PYMNTS wrote about his embrace last week, noting that while 2025 saw intense fluctuations in the cryptocurrency market, the year’s biggest story was that of “structural adoption, regulatory articulation and financial integration,” trends that “signal crypto’s steady migration from fringe innovation toward the core of financial architecture.”
The softening of U.S. policy towards crypto played a key role in this shift. The GENIUS Act, signed into law last summer, instituted the first first comprehensive federal framework for regulating stablecoins by requiring full backing with high-quality liquid assets (typically U.S. dollars or Treasuries) and rigorous transparency rules, lessening ambiguity.

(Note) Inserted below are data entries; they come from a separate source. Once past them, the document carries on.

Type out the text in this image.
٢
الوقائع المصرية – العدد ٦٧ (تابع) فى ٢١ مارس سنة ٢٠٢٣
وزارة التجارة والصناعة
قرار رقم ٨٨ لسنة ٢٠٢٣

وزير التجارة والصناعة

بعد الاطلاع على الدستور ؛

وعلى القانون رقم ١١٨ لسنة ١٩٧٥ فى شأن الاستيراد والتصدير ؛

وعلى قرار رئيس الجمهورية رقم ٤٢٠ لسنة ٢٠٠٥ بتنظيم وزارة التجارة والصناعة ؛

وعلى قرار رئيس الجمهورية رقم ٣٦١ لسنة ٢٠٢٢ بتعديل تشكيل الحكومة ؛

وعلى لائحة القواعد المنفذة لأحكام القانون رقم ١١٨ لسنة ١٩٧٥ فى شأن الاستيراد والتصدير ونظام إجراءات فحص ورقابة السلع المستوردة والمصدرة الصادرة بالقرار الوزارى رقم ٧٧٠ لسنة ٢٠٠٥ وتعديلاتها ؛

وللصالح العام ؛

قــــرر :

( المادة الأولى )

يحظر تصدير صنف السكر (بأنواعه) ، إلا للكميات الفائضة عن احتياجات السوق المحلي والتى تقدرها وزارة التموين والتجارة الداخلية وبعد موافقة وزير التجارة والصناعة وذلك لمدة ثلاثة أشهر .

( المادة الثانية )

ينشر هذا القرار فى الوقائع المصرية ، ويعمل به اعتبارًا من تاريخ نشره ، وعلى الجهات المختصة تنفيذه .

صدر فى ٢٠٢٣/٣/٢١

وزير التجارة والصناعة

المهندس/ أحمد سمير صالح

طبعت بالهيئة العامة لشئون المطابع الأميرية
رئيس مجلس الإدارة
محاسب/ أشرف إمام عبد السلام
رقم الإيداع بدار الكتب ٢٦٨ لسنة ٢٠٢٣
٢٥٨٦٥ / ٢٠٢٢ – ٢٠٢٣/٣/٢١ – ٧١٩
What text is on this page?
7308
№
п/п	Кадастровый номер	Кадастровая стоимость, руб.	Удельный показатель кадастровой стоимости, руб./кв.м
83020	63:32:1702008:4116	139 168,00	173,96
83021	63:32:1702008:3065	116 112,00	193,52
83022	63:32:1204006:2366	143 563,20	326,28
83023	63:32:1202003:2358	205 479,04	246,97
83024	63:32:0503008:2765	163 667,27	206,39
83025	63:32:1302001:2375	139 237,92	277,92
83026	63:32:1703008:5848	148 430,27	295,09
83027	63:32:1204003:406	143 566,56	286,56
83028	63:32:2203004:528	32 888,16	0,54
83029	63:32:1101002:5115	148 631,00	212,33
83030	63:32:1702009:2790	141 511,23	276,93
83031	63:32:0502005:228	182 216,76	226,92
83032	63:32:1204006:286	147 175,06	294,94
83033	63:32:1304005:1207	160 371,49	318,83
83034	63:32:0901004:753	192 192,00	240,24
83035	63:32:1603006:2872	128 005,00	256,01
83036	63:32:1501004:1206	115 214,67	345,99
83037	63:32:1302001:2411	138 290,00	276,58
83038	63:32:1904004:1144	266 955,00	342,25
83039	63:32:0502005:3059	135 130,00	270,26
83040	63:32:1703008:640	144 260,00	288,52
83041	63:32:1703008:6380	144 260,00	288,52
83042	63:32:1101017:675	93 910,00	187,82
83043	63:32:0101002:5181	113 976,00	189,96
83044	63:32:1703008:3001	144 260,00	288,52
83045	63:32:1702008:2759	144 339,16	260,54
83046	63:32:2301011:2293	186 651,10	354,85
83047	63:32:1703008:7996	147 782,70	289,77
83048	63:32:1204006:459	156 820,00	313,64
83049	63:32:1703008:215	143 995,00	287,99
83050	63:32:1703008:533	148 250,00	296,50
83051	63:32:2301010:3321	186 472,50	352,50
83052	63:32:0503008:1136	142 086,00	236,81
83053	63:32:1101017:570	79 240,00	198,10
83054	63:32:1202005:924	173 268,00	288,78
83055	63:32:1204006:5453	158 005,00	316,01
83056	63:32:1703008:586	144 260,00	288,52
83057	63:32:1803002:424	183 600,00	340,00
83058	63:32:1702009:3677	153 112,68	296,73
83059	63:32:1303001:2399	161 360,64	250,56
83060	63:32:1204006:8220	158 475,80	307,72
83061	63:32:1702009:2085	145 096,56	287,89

There was also a structural aspect to the digital asset industry’s evolution. Institutional capital, now injected in crypto markets, brought with it expectations formed by decades of experience in traditional finance: predictable cash flows, regulatory clarity and risk controls. Retail investors, stinging from earlier collapses, were more selective. Speculation didn’t vanish, though its cultural centrality faded.
“While digital asset markets whipsawed and crypto treasury companies proliferated, the most striking development of 2025 was the normalization, regulation and embrace of stablecoins across traditional finance, FinTech and crypto-native ecosystems,” PYMNTS wrote.